NBA legend Michael Jordan and his NASCAR team are now among two teams suing the stock car racing organization and its owner for what the lawsuits allege are NASCAR’s monopoly over the sport and unfair terms for the teams, drivers and sponsors.
Front Row Motorsports and 23XI Racing, a team co-owned by Jordan, jointly filed an antitrust lawsuit against NASCAR and its owner, CEO Jim France, in federal court in North Carolina’s Western District.
Their lawsuit alleges that NASCAR and France used “anticompetitive and exclusionary practices” to “enrich themselves at the expense of the premier stock car racing teams.”
Jordan and others allege that NASCAR operates without transparency and has control over the sport to such a degree that it unfairly benefits the organization at the expense of owners, sponsors, drivers and fans.
NASCAR, unlike most other professional sports leagues, is a privately owned and operated company by the France family.

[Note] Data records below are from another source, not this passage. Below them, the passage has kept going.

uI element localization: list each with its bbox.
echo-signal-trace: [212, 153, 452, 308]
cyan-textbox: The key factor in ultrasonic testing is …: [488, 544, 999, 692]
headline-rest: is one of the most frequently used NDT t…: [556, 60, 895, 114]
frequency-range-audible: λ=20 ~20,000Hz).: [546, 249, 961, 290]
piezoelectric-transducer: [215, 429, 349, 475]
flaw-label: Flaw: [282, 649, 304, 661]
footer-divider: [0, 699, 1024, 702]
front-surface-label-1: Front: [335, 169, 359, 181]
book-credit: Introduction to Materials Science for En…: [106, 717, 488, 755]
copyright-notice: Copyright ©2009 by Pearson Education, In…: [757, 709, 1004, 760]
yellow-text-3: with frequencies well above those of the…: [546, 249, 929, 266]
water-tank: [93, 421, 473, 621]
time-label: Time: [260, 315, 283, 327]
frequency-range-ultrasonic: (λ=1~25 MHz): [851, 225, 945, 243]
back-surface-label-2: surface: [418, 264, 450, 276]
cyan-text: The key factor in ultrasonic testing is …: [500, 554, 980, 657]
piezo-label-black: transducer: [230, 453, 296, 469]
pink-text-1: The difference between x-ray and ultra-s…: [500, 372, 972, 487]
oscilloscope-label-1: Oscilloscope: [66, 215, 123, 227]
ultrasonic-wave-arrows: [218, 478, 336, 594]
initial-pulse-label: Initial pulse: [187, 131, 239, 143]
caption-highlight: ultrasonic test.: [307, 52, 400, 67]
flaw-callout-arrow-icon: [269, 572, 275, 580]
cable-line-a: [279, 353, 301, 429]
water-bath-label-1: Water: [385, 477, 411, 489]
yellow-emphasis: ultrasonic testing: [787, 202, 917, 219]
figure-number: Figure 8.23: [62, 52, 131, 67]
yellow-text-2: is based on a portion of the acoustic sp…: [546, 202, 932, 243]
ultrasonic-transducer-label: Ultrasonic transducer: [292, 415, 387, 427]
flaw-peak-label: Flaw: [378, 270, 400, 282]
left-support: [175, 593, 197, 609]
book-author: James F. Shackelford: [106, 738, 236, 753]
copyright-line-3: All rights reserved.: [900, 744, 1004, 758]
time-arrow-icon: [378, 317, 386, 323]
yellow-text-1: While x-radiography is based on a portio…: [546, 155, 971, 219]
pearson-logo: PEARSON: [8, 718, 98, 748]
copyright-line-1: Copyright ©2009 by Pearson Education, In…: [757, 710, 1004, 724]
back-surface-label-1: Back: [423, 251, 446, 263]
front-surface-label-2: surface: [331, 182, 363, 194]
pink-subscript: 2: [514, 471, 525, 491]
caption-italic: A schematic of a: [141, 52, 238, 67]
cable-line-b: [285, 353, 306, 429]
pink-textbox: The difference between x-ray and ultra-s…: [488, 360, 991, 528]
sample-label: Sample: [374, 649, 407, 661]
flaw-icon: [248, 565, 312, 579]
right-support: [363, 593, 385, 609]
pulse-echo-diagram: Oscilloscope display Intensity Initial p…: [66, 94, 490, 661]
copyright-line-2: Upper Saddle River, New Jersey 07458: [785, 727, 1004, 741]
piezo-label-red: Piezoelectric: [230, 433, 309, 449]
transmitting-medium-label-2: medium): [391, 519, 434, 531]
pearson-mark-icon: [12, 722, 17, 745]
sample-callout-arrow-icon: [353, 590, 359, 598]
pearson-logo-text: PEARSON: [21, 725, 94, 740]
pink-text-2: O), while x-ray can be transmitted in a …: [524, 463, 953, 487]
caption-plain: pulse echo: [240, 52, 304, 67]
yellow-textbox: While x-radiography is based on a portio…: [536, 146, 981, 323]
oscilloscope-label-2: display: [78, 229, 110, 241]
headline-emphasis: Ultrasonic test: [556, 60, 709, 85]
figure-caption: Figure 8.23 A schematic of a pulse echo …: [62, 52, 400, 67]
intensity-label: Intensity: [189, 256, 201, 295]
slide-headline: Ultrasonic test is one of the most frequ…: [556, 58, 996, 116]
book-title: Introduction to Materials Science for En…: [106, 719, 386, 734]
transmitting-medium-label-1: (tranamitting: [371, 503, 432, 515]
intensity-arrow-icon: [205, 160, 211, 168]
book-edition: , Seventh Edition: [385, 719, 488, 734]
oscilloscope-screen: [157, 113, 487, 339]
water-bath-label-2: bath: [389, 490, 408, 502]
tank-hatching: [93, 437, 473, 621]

Its current chief, Jim France took over the CEO role in 2016 for his nephew, ex-NASCAR Chairman and CEO Brian France, who took an “indefinite leave” after his arrest in New York on charges of drunken driving and drug possession.
The suit states, “No other major professional sport in North America is run by a single family that enriches themselves through these kinds of unchecked monopolistic practices.”